При этом уверении Мишель кивнул головой, предоставляя им распоряжаться по своему усмотрению.

Сначала Влюбчивый и Шакал всмотрелись в расположение звезд, потом в стволы деревьев вокруг и, наконец, в цвет льда. Кончив эти наблюдения и тихо обменявшись несколькими словами, они стали во главе отряда, и пошли быстрым шагом, взяв немного правее.

— Прежде всего, — сказал Мишель, шедший рядом с Влюбчивым, — надо бы отыскать ручей, вдоль которого мы шли довольно долго и через который перебирались несколько раз, но теперь его, должно быть, не видно под снегом.

— Это вероятно, командир, — ответил Влюбчивый, — но все равно. Как скоро мы отыщем прогалину, где привал делали, если вы припомните, чтобы обождать самую сильную вьюгу, мы непременно нападем и на ручей, ведь он в пятидесяти шагах от нее, не более.

— Правда, — согласился Мишель, качая головой, — но спрашивается, найдем ли мы прогалину-то?

— Велика хитрость! Мы скоро там будем. Вот, слышите крик совы? Это Шакал дает знать, что есть что-то новое.

Они ускорили шаги и вскоре догнали Шакала. Тот стоял у дерева, притаившись за громадным его стволом.

— Что тут такое? — спросил Мишель.

— То, что мы достигли прогалины! — весело вскричал Влюбчивый. — Поглядите-ка между деревьев в ту сторону.

— И в самом деле, — сказал Мишель, — но зачем же было останавливаться Шакалу?

— Тсс! — остановил тот. — Говорите тише, я слышу звуки, которых не могу понять; лучше скрываться здесь, чем идти вперед, не зная, с кем имеешь дело.

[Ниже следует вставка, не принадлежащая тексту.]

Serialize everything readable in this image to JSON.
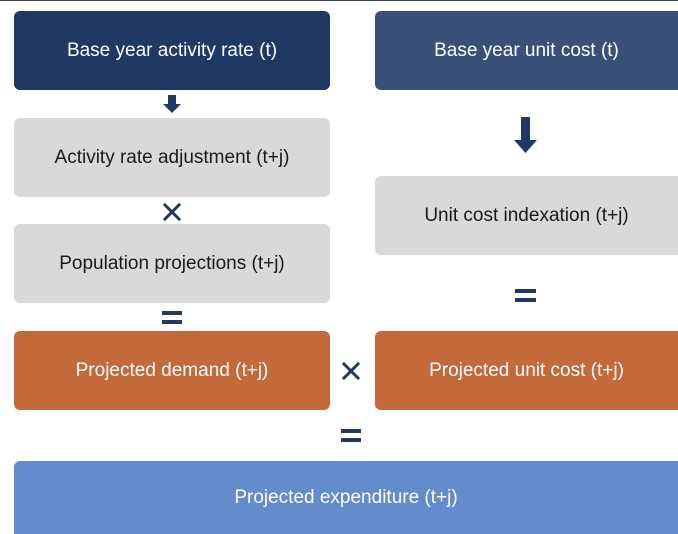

— Гм! — отозвался Мишель после того, как внимательно прислушивался несколько мгновений. — Я ничего не слышу.

— Вы не привыкли к лесу, командир, — возразил с улыбкой Шакал.

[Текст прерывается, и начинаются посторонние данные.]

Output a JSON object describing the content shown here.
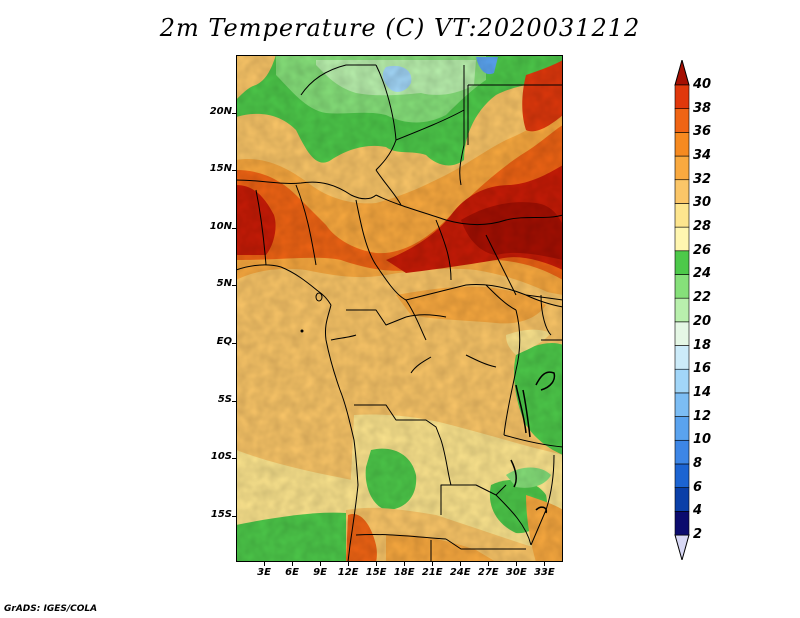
{
  "title": "2m Temperature (C) VT:2020031212",
  "footer": "GrADS: IGES/COLA",
  "colors": {
    "levels": [
      "#0b0b6e",
      "#0a3fa8",
      "#1c64d2",
      "#3d86e6",
      "#5aa3ef",
      "#7cbdf4",
      "#a2d6f8",
      "#ccebf9",
      "#e5f7e5",
      "#b9f0ad",
      "#86e07a",
      "#4dc94a",
      "#fff6b0",
      "#fde58e",
      "#fbc668",
      "#f9a93f",
      "#f68a20",
      "#f06414",
      "#e0380c",
      "#c81b06",
      "#a50f02"
    ],
    "coast": "#000000"
  },
  "chart_data": {
    "type": "heatmap",
    "title": "2m Temperature (C) VT:2020031212",
    "lon_range": [
      0,
      35
    ],
    "lat_range": [
      -19,
      25
    ],
    "x_ticks": [
      "3E",
      "6E",
      "9E",
      "12E",
      "15E",
      "18E",
      "21E",
      "24E",
      "27E",
      "30E",
      "33E"
    ],
    "y_ticks": [
      "20N",
      "15N",
      "10N",
      "5N",
      "EQ",
      "5S",
      "10S",
      "15S"
    ],
    "colorbar_levels": [
      2,
      4,
      6,
      8,
      10,
      12,
      14,
      16,
      18,
      20,
      22,
      24,
      26,
      28,
      30,
      32,
      34,
      36,
      38,
      40
    ],
    "colorbar_labels": [
      "2",
      "4",
      "6",
      "8",
      "10",
      "12",
      "14",
      "16",
      "18",
      "20",
      "22",
      "24",
      "26",
      "28",
      "30",
      "32",
      "34",
      "36",
      "38",
      "40"
    ]
  }
}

— Звуки едва уловимы и несутся издалека, — прибавил Влюбчивый. — Заметьте, командир, что воздух не шелохнется и замечательно чист; вы лучше нас знаете, что снег тело упругое, наделенное свойством далеко переносить звуки, которые точно отскакивают от него и прыжками несутся на большое пространство. Тот шум, который мы слышим, вскоре различите и вы, потому что он приближается довольно быстро, хотя нельзя еще при таком отдалении определить причину его. Одно можно сказать с уверенностью, это — что создают его люди, как, например, если б шел многочисленный отряд. Что вы решите, командир?

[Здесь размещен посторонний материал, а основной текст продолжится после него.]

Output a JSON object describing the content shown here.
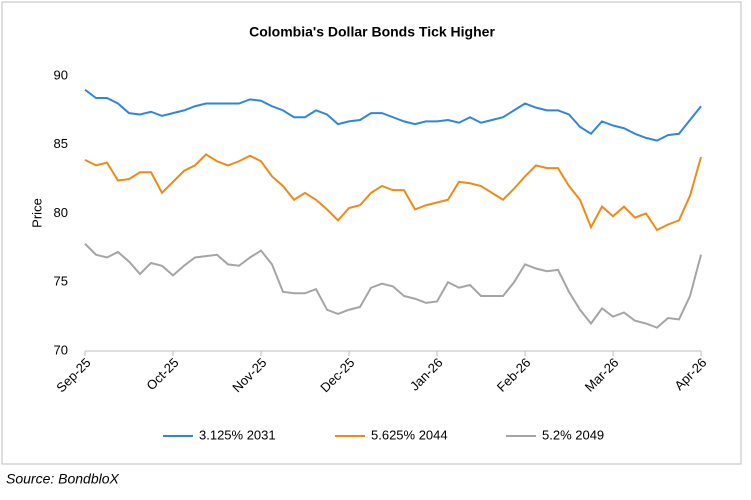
{
  "chart_data": {
    "type": "line",
    "title": "Colombia's Dollar Bonds Tick Higher",
    "y_label": "Price",
    "categories": [
      "Sep-25",
      null,
      null,
      null,
      null,
      null,
      null,
      null,
      "Oct-25",
      null,
      null,
      null,
      null,
      null,
      null,
      null,
      "Nov-25",
      null,
      null,
      null,
      null,
      null,
      null,
      null,
      "Dec-25",
      null,
      null,
      null,
      null,
      null,
      null,
      null,
      "Jan-26",
      null,
      null,
      null,
      null,
      null,
      null,
      null,
      "Feb-26",
      null,
      null,
      null,
      null,
      null,
      null,
      null,
      "Mar-26",
      null,
      null,
      null,
      null,
      null,
      null,
      null,
      "Apr-26"
    ],
    "series": [
      {
        "name": "3.125% 2031",
        "color": "#2e86de",
        "values": [
          89.0,
          88.4,
          88.4,
          88.0,
          87.3,
          87.2,
          87.4,
          87.1,
          87.3,
          87.5,
          87.8,
          88.0,
          88.0,
          88.0,
          88.0,
          88.3,
          88.2,
          87.8,
          87.5,
          87.0,
          87.0,
          87.5,
          87.2,
          86.5,
          86.7,
          86.8,
          87.3,
          87.3,
          87.0,
          86.7,
          86.5,
          86.7,
          86.7,
          86.8,
          86.6,
          87.0,
          86.6,
          86.8,
          87.0,
          87.5,
          88.0,
          87.7,
          87.5,
          87.5,
          87.2,
          86.3,
          85.8,
          86.7,
          86.4,
          86.2,
          85.8,
          85.5,
          85.3,
          85.7,
          85.8,
          86.8,
          87.8
        ]
      },
      {
        "name": "5.625% 2044",
        "color": "#ef8a17",
        "values": [
          83.9,
          83.5,
          83.7,
          82.4,
          82.5,
          83.0,
          83.0,
          81.5,
          82.3,
          83.1,
          83.5,
          84.3,
          83.8,
          83.5,
          83.8,
          84.2,
          83.8,
          82.7,
          82.0,
          81.0,
          81.5,
          81.0,
          80.3,
          79.5,
          80.4,
          80.6,
          81.5,
          82.0,
          81.7,
          81.7,
          80.3,
          80.6,
          80.8,
          81.0,
          82.3,
          82.2,
          82.0,
          81.5,
          81.0,
          81.8,
          82.7,
          83.5,
          83.3,
          83.3,
          82.0,
          81.0,
          79.0,
          80.5,
          79.8,
          80.5,
          79.7,
          80.0,
          78.8,
          79.2,
          79.5,
          81.3,
          84.1
        ]
      },
      {
        "name": "5.2% 2049",
        "color": "#a5a5a5",
        "values": [
          77.8,
          77.0,
          76.8,
          77.2,
          76.5,
          75.6,
          76.4,
          76.2,
          75.5,
          76.2,
          76.8,
          76.9,
          77.0,
          76.3,
          76.2,
          76.8,
          77.3,
          76.3,
          74.3,
          74.2,
          74.2,
          74.5,
          73.0,
          72.7,
          73.0,
          73.2,
          74.6,
          74.9,
          74.7,
          74.0,
          73.8,
          73.5,
          73.6,
          75.0,
          74.6,
          74.8,
          74.0,
          74.0,
          74.0,
          75.0,
          76.3,
          76.0,
          75.8,
          75.9,
          74.3,
          73.0,
          72.0,
          73.1,
          72.5,
          72.8,
          72.2,
          72.0,
          71.7,
          72.4,
          72.3,
          74.0,
          77.0
        ]
      }
    ],
    "ylim": [
      70,
      90
    ],
    "yticks": [
      70,
      75,
      80,
      85,
      90
    ],
    "grid": false,
    "legend": "bottom"
  },
  "source": "Source: BondbloX"
}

— Когда вы так уверены в своих словах, — шутливо возразил Мишель, — то мне остается только исполнять предписанное вами, и мы на первый случай притаимся здесь, а Шакал между тем пойдет на разведку.

— Слушаю, командир. Если я три раза крикнупо-совиному с равными промежутками, смело идите вперед;если один раз, то не худо пуститься наутек.

— Это решено, Шакал, с Богом!

Старый солдат не заставил повторять приказания, как змея юркнул сквозь ветви и несколько минут еще силуэт его обрисовывался на снегу, после чего исчез окончательно.

А тем временем быстро усиливался шум. Теперь стало очевидно, что многочисленный отряд идет к самому тому пункту, где стоят они.

Предписав величайшую бдительность, Мишель в тревожном состоянии духа ожидал исхода рекогносцировки Шакала.

Вдруг шум замолк, и водворилась тишина.

Она продолжалась несколько минут, когда раздался совиный крик, повторенный несколько раз.

— Это друзья! — вскричал Влюбчивый.

— Наши друзья, хотите вы сказать, — возразил Мишель и тотчас вышел навстречу к идущим, которые снова уже двинулись в путь.

Почти одновременно показались Оборотень и Кердрель, они шли быстрым шагом впереди многочисленного отряда, который длинной темной чертой, как громадная змея, извивался между деревьями.

По знаку Мишеля остановились на прогалине. Альтенгеймские вольные стрелки вовсе, по-видимому, не пострадали: с ними не только были все телеги, которые им поручили прикрывать, но еще вдвое больше, а сверх того они завладели четырьмя маленькими горными орудиями, вместе с ящиками их и упряжью.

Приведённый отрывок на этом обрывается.